L’impact de l’épidémie du nouveau coronavirus sur l’économie mondiale est difficile à prévoir en raison de la place de la Chine, deuxième puissance économique, a souligné mercredi la directrice générale du Fonds monétaire international.

« Il est trop tôt pour dire » quel sera l’impact sur la croissance mondiale, a déclaré Kristalina Georgieva sur la chaîne CNBC. Elle a souligné que le scénario le plus probable était une forte baisse des activités économiques en Chine, suivie d’une reprise rapide et d’un impact mondial, in fine, relativement contenu. « C’est ce qu’il s’est passé durant la précédente épidémie » du Sras (syndrome respiratoire aigu sévère) en 2002-2003. Dans un tel scénario, l’impact sur l’économie mondiale peut également être contenu.

« Le monde était différent » au moment du Sras

Pour autant, la patronne du FMI a tempéré ses propos soulignant que le nouveau virus et le contexte dans lequel il sévit étaient différents. « La Chine était différente », en d’autres termes elle avait un poids moins important dans l’économie mondiale. « Le monde était différent », a-t-elle poursuivi, ajoutant que le nouveau virus « affecte clairement plus durement » l’activité à un moment où « l’économie mondiale est quelque peu moins forte ».

S’agissant de la seule économie américaine, elle a noté qu’elle était « très solide ». « Mais encore une fois, nous devons attendre de voir » l’ampleur de la reprise suivant l’épidémie du nouveau coronavirus, a-t-elle insisté. Sur une note positive, elle a souligné les capacités de la Chine à mobiliser des liquidités, à stimuler son économie, ce qui pourrait atténuer les effets du virus.

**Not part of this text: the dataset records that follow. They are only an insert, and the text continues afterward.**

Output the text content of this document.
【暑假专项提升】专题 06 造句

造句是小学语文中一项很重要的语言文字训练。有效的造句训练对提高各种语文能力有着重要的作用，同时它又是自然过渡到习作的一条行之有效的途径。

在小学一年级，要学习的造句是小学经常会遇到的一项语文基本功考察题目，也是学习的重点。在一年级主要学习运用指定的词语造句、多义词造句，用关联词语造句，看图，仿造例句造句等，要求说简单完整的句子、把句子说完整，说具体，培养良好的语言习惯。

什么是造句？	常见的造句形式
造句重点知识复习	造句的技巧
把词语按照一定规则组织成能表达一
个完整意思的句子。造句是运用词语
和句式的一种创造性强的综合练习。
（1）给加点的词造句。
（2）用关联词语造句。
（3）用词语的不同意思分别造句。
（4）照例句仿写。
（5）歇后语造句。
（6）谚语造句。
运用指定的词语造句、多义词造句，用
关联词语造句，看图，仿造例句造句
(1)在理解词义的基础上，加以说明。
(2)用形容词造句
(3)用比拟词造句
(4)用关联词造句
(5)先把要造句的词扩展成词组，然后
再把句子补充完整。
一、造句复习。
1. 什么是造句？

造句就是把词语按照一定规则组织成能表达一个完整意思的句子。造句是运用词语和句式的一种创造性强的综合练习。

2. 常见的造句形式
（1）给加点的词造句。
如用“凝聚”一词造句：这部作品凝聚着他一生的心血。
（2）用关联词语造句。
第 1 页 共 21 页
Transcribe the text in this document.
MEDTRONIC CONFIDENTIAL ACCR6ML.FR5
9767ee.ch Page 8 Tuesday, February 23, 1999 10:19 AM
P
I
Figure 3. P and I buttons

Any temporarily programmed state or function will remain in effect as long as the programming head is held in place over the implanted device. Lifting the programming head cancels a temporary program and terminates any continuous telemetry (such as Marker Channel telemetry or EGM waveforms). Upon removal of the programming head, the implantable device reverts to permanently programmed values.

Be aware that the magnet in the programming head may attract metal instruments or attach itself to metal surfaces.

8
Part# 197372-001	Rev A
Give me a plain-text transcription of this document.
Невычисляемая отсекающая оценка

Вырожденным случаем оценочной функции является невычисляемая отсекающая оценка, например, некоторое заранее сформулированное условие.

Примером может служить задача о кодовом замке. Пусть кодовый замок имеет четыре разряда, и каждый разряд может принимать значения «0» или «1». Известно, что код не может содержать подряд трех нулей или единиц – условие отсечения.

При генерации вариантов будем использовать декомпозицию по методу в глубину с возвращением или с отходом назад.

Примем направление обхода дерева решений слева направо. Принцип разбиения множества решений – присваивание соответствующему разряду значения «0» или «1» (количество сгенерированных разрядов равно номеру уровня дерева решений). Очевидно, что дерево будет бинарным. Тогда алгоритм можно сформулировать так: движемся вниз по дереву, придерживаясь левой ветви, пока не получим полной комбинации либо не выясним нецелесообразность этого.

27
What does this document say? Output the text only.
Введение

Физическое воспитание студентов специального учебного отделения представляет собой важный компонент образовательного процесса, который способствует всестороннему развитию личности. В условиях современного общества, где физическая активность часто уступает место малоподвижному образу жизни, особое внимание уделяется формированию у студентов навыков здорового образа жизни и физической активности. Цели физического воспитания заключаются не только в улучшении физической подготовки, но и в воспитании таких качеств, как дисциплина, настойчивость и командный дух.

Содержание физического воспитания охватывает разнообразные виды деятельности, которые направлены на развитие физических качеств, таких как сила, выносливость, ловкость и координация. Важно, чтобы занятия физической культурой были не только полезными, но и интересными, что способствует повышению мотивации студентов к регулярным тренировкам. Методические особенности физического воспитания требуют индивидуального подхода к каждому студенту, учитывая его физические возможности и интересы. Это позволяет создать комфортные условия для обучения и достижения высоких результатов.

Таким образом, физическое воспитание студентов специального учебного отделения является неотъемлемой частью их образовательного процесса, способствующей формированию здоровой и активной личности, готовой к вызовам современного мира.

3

De son côté, interrogé devant le Sénat, le secrétaire américain au Trésor, Steven Mnuchin, a estimé que les répercussions économiques du coronavirus ne se feront pas ressentir au-delà de cette année aux Etats-Unis. « Il n’y a aucun doute que cela a un impact significatif en Chine », a-t-il ajouté. « Dans quelle mesure le virus se propage (…) nous avons besoin de trois à quatre semaines de données supplémentaires pour pouvoir extrapoler (les répercussions) de manière plus précise ».

L’Organisation mondiale de la santé a estimé mercredi qu’il était « beaucoup trop tôt » pour prédire une fin de l’épidémie, douchant l’optimisme du président chinois Xi Jinping qui s’était félicité plus tôt de « l’évolution positive » de la crise. Le dirigeant chinois avait noté que le nombre de nouveaux cas avait diminué depuis trois jours, malgré un bilan qui dépasse désormais les 1.100 morts.